An online archive also allows the public to look at an object in detail by zooming in on its various details. At a more advanced level, one could also search for objects within an image or compare one image to other images in the archive. In fact, with online tools that allow one to search databases using voice or local languages, it is possible for anyone, including non-literate users, to search image archives. This interactivity and flexibility is what prompted Tasveer Ghar to start digitizing thousands of images from the popular art collections of Priya Paul, Gautam Hemmady, and others, and make them accessible to public. When Tasveer Ghar was commissioned to digitize and archive these important collections, each image needed careful handling, cleaning, assessment, scanning, digital photography, classification, and detailed annotation. It took more than three months to physically handle and scan the images from just Priya Paul’s collection into raw digital data.

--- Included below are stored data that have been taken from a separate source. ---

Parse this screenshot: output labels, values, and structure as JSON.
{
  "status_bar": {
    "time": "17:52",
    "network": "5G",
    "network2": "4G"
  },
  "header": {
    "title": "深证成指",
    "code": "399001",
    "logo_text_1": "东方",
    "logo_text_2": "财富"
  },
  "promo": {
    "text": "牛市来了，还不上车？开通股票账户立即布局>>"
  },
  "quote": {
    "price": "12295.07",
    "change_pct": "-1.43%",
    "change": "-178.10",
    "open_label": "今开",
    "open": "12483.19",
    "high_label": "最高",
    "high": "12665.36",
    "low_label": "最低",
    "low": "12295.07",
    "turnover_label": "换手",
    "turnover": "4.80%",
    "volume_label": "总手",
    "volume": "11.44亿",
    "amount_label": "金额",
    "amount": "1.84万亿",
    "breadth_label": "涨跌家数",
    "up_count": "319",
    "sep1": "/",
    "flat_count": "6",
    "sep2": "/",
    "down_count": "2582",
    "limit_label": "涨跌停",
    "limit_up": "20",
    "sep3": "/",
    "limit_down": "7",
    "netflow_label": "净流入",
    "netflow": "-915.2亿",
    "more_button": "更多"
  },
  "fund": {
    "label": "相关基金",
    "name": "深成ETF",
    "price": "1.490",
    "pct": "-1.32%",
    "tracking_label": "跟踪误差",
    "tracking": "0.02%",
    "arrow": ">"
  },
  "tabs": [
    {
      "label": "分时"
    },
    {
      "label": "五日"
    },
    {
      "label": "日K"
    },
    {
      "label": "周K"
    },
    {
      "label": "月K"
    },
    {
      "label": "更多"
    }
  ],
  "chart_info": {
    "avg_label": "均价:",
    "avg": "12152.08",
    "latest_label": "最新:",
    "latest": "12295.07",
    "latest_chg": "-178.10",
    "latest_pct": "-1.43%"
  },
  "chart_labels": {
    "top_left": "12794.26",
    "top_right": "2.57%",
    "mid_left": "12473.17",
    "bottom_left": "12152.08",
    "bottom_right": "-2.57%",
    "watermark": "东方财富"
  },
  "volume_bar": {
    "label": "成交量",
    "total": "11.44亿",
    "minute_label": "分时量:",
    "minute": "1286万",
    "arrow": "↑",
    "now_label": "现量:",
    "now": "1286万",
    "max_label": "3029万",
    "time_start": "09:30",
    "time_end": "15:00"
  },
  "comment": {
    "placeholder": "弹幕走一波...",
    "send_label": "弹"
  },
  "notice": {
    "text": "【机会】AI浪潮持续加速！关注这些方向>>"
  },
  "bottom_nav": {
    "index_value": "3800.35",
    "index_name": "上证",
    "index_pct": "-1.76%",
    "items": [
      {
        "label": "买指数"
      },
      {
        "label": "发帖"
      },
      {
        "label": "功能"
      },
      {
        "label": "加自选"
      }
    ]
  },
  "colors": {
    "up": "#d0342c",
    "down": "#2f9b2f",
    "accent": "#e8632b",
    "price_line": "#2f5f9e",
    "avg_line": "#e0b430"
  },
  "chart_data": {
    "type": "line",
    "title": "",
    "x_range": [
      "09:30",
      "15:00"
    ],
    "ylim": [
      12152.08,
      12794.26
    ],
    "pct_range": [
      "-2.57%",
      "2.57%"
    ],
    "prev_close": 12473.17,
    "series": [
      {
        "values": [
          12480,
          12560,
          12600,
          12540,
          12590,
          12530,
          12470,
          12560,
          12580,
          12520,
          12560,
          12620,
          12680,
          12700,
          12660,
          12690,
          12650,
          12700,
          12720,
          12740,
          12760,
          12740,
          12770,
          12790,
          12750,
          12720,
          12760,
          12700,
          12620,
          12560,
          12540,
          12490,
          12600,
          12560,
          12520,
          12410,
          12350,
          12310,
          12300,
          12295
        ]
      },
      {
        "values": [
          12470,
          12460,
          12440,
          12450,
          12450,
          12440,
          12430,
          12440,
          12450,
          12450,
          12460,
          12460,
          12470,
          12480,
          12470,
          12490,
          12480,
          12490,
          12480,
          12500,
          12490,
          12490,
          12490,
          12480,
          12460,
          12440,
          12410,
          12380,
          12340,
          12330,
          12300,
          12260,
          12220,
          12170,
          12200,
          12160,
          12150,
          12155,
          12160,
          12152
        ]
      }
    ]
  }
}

The process of preserving popular art does not stop at digitizing and uploading them online. It is very important to provide the origin, the context, or some textual detail about each image, what we sometimes call metadata or captions. Hence, following digitization, it is important to provide with each image, not only the visual details of its content (correctly identifying what one can see in the image, including any inscription or text), but also technical specifications of the type, size and format of the specimen, such as the quality of the paper, the printing technique, the date/year of production, the artist or producer, its intended use, and if possible, the journey of its acquisition in the current collection, besides any other detail that is visible. Often, this metadata creation requires some research into the antecedents of the image. Experts or historians may also provide other historical contexts that are not apparent in the specimen. Having an open-access online archive allows these details to be added to an image, enriching the range of information and knowledge that images can provide us. On Tasveer Ghar’s website, we have provided this facility to crowdsource information to allow for detailed captioning and contextualization for the visual essays, and we plan to include it with all the images as well. We are also open to image contributions from collectors, scholars or public in general who understand our definition of popular art or the visual culture of South Asia. Online, open-access, and interactive exhibitions of heritage objects such as Tasveer Ghar are ideal educational and research tools that should be incorporated by all museums and archives for wider and global exposure of popular art.
Notes
[1] Jain, Kajri. Gods in the Bazaar: The Economies of Indian Calendar Art. Duke University Press, 2007. Also see, Orsini, Francesca. Print and Pleasure: Popular Literature and Entertaining Fictions in Colonial North India. Permanent Black, 2009.
[2] Some of them, such as paintings on street walls could not be “collected” or preserved in any way, except perhaps in photographic reproductions.
[3] See for instance, Jain, Jyotindra, ed. India's Popular Culture: Iconic Spaces and Fluid Images. Marg Foundation, 2008. Also, Pinney, Christopher. Photos of Gods: The Printed Image and Political Struggle in India. University of Chicago Press, 2004.